Comment s'est passée l'année 2009?
L'année a bien démarré, avec une nette accalmie des cours du carburant (34$ le baril). Mais aujourd'hui le baril est remonté à 80$ Les transporteurs routiers ont énormément souffert de la crise économique. Durant le premier semestre, la Direction régionale de l'Équipement a enregistré 24 défaillances d'entreprises du transport en Bretagne. Le recours à l'intérim et aux CDD a été gelé, et plusieurs centaines d'emplois - presque 2.000 - ont été supprimées en Bretagne sur les 40.000 salariés que compte le secteur du transport. Rien qu'entre la liquidation judiciaire de Pailler à Plabennec et celle de la Générale des transports à Plouigneau, 70 postes ont été supprimés.
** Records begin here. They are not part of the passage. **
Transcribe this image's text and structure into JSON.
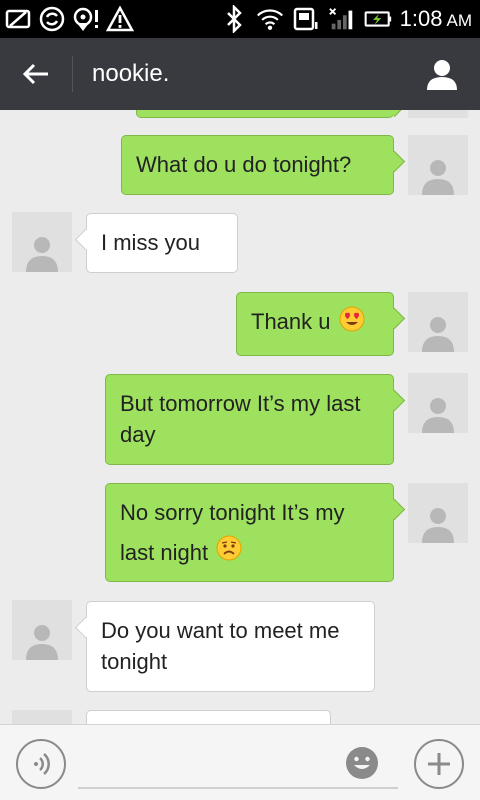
{
  "status_bar": {
    "time": "1:08",
    "ampm": "AM",
    "icons": [
      "screenshot-icon",
      "sync-icon",
      "location-alert-icon",
      "warning-icon",
      "bluetooth-icon",
      "wifi-icon",
      "storage-icon",
      "signal-icon",
      "battery-charging-icon"
    ]
  },
  "header": {
    "title": "nookie.",
    "back_icon": "arrow-left-icon",
    "profile_icon": "person-icon"
  },
  "messages": [
    {
      "direction": "out",
      "text": "What do u do tonight?",
      "emoji": ""
    },
    {
      "direction": "in",
      "text": "I miss you",
      "emoji": ""
    },
    {
      "direction": "out",
      "text": "Thank u",
      "emoji": "heart-eyes-emoji"
    },
    {
      "direction": "out",
      "text": "But tomorrow It’s my last day",
      "emoji": ""
    },
    {
      "direction": "out",
      "text": "No sorry tonight It’s my last night",
      "emoji": "sad-emoji"
    },
    {
      "direction": "in",
      "text": "Do you want to meet me tonight",
      "emoji": ""
    }
  ],
  "input": {
    "value": "",
    "placeholder": ""
  },
  "colors": {
    "outgoing_bubble": "#9de15e",
    "incoming_bubble": "#ffffff",
    "header_bg": "#393a3f",
    "chat_bg": "#ececec"
  }
}
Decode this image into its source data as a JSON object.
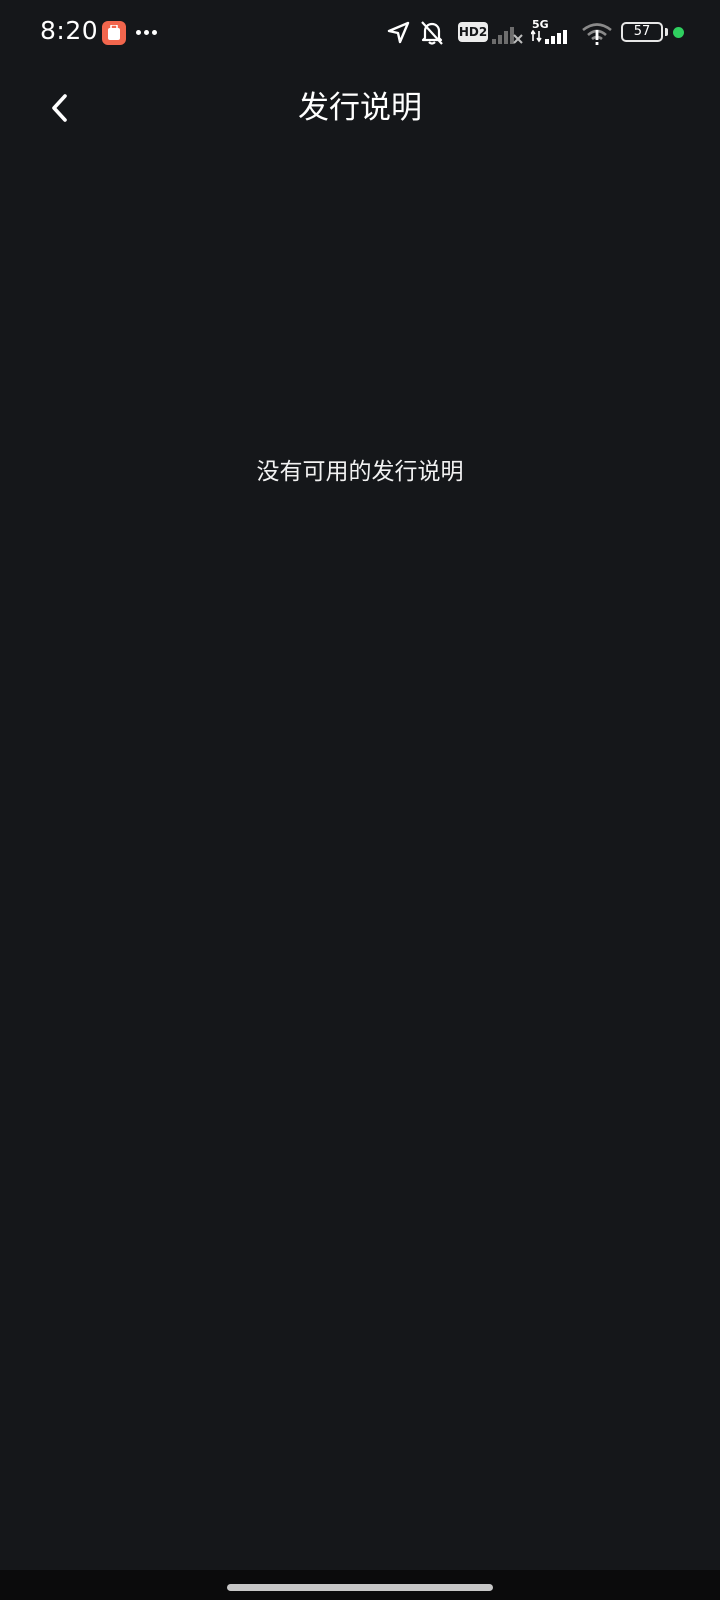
{
  "status_bar": {
    "time": "8:20",
    "hd_badge": "HD2",
    "network_label": "5G",
    "battery_percent": "57",
    "icons": [
      "app-notification-icon",
      "more-dots-icon",
      "location-arrow-icon",
      "bell-muted-icon",
      "signal-bars-icon",
      "wifi-icon",
      "battery-icon"
    ],
    "accent_dot_color": "#2fcf5f",
    "app_icon_color": "#f2664d"
  },
  "header": {
    "title": "发行说明",
    "back_icon": "chevron-left-icon"
  },
  "main": {
    "empty_message": "没有可用的发行说明"
  },
  "colors": {
    "background": "#15171a",
    "text": "#ffffff"
  }
}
Comment la profession réagit-elle face à la crise?
Les transporteurs font le dos rond. C'est la mentalité des professionnels du secteur. Ils subissent pourtant de plein fouet la crise dans les BTP et l'automobile. Heureusement que l'agro ne se porte pas trop mal. Mais depuis octobre, on assiste à un nouvel effondrement de l'activité (- 15 à - 20% par rapport à 2008). C'est notamment le cas pour des entreprises comme ATC à Bannalec ou Hinterland à Brest, qui acheminent beaucoup de containers du port duHavre vers la Bretagne.
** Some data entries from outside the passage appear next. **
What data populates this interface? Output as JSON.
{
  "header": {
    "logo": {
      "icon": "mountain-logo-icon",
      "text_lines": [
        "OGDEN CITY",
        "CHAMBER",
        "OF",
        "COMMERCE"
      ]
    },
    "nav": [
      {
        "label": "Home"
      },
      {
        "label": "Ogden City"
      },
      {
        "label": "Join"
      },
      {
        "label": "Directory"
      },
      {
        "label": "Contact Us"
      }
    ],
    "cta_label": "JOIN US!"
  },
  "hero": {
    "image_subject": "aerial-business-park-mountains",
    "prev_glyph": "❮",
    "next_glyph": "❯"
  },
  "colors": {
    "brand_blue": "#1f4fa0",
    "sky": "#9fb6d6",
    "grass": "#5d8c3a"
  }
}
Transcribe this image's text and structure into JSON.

La concurrence est plus rude?
Il y a de grosses tensions sur les prix. Le coût du transport a baissé de 10 à 15%. Forcément: là où auparavant, il y avait 10 camions, il y en a maintenant 30 à 40 de disponibles... Les transporteurs enfouissent la tête dans le sable et attendent que ça se passe. En espérant pouvoir récupérer les clients du voisin d'à côté si celui-ci est amené à disparaître...
Et côté investissements?
Ils sont réduits au minimum. Les ventes de poids lourds ont, cette année, chuté de 60%.
Comment voyez-vous 2010?
J'ai plusieurs craintes... Premièrement, je crains que les banques coupent les robinets de crédits des entreprises qui auront un mauvais bilan 2009. Deuxièmement, les charges vont augmenter. Les transporteurs vont devoir payer, à compter du 1erjanvier, au titre de la taxe carbone, 0,0452 ? HT par litre de carburant consommé, et 10 centimes d'euro au titre de la taxe raffinage et économie d'énergie... Aux dernières nouvelles, le transporteur routier récupérerait ensuite 35% de la taxe carbone auprès de l'État. Mais pourquoi pas 75% comme les agriculteurs et les pêcheurs? Je crains aussi que la campagne de la SNCF, pour transporter des camions sur les trains, nous soit dommageable. L'État a investi 7M€ dans cette campagne, alors même que la SNCF n'est pour le moment pas en mesure de fournir des appareils fiables pour les camions... En Bretagne, il n'y a pas encore de solution alternative à la route. Quant à l'enterrement du projet 25,25m/44 tonnes par le gouvernement suite à la campagne de casse de France Nature Environnement, c'est vraiment du gâchis... Ce projet permettrait de mettre deux semi-remorques sur les routes au lieu de trois... Mais aujourd'hui, même la Droite ménage l'électorat vert... Nous craignons aussi un conflit social. Un mouvement est prévu vers le 10-15 décembre au sujet des hausses des salaires que les transporteurs ne peuvent pas envisager pour le moment.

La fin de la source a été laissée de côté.